A ‘radical’ ruling lets Texas ban social media moderation

federal appeal A court has reinstated a Texas law that prohibits “censorship” of social media platforms such as Facebook and Twitter, allowing the state to enforce the law while litigation continues.

U.S. District Court Judge Has Granted Preliminary Injunction block the law In December, it was ruled that it violated the social network’s First Amendment right to moderate user submissions.Texas Attorney General Ken Paxton appealed the injunction to the U.S. Court of Appeals for the Fifth Circuit, a three-judge panel issued ruling The preliminary injunction was retained on Wednesday.

The ruling did not explain the judge’s reasoning. “The decision grants appellant’s motion to suspend preliminary injunction pending appeal,” the ruling said. The panel ruled unanimously, but did not say how each judge voted.

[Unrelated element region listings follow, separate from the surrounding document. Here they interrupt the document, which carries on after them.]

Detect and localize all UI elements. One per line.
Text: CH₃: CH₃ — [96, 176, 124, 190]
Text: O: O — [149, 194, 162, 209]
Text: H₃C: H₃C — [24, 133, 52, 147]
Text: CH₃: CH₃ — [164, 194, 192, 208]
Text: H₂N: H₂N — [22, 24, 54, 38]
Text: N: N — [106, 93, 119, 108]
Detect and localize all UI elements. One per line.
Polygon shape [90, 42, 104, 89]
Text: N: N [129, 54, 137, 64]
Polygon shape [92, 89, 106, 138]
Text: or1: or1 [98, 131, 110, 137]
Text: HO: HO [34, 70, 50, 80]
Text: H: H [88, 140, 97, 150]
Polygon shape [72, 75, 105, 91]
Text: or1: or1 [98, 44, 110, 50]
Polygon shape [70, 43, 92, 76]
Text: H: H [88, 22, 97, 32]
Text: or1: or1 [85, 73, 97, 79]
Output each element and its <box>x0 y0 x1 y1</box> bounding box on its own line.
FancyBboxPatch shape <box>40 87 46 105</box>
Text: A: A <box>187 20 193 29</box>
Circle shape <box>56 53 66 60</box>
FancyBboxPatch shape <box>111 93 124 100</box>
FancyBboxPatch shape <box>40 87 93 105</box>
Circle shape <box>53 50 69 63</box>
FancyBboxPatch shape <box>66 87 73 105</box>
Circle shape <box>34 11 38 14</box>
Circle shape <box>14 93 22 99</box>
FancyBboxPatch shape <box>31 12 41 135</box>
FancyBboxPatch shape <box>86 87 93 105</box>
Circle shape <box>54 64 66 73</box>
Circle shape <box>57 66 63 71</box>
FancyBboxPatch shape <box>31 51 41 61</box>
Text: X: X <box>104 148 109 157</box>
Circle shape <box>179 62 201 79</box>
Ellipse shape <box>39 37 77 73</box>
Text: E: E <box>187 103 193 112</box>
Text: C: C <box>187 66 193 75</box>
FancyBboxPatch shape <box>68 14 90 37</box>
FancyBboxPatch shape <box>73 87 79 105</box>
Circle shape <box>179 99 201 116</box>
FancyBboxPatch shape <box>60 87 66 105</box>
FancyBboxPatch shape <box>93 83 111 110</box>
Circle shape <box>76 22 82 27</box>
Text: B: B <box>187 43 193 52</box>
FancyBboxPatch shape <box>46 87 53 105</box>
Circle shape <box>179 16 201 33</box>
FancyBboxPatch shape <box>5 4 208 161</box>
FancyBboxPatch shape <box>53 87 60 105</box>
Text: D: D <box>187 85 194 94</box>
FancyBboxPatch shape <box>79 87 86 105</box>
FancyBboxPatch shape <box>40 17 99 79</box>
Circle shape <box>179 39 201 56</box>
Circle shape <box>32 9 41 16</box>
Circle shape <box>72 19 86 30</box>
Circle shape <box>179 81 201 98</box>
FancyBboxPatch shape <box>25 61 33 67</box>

The ruling was “very radical”, said Corbin Barthold, internet policy adviser at libertarian think tank TechFreedom, filed a brief in the court case. “Social media companies now face the prospect of liability for making distinctions based on ‘views.’ (For example, treating pro-ISIS content differently than anti-ISIS content.) But there are many other difficulties in applying this law. No one– Neither lawyers, judges, experts in the field, or even sponsors of the law itself — have any idea what compliance with this law is like,” Barthold said.

in a tweetPaxton called the ruling a “major victory for BIG TECH,” adding, “I look forward to continuing to defend HB 20. State law states that “social media platforms shall not censor users based on their “views” and define “censorship” as “blocking, banning, removing, de-platforming, de-monetizing, de-promoting, restricting, denying equal access” or visibility, or otherwise discriminatory expression.” Under the law, the Texas attorney general or users can sue social media platforms that violate the ban and receive injunctive relief and reimbursement of court costs.

Judges ‘Fighting with Fundamental Technological Concepts’

There was an oral debate on Monday this week, and the judges “appeared to be struggling with basic technical concepts”, Protocol reportThe judges were skeptical of arguments put forward by tech industry group NetChoice and the Computer and Communications and Industries Association (CCIA), which sued the state of Texas to block the law. One “judge thinks Twitter isn’t even a website, and another wonders whether phone companies have a First Amendment right to get people to give up their service,” Protocol wrote.

“Your client is an internet provider,” Judge Edith Jones reportedly told NetChoice and CCIA attorneys. “They’re not websites.” The members of both groups are actually almost exclusively websites and online services, not internet service providers – see members of NetChoice here and CCIA’s here. Amazon, eBay, Facebook, Google, Twitter and Yahoo are members of both groups.

At another point in the hearing, “Judge Andrew Oldham suggested that, if the technology platform succeeds, it would allow the phone company to activate subscribers,” Protocol reported. “In your theory, can Verizon decide that they’ll eavesdrop on every call … and when they hear speech they don’t like, they’ll terminate the call?” Oldham asked.

Phone companies are classified as public carriers and regulated by the Federal Communications Commission.Although Supreme Court Justice Clarence Thomas has applied such names to websites debate Digital platforms can be regulated as public vehicles.

CNN technology reporter Brian Fung also detailed the confusion of the 5th Circuit judge. twitter thread. Oldham called Twitter’s First Amendment right to ban certain types of speech “extraordinary,” even though First Amendment free speech guarantees are for Congress, not private companies. According to Fung, the tech group’s attorney, Scott Keller, noted that “when it comes to private entities, the government cannot dictate what they must and cannot broadcast”.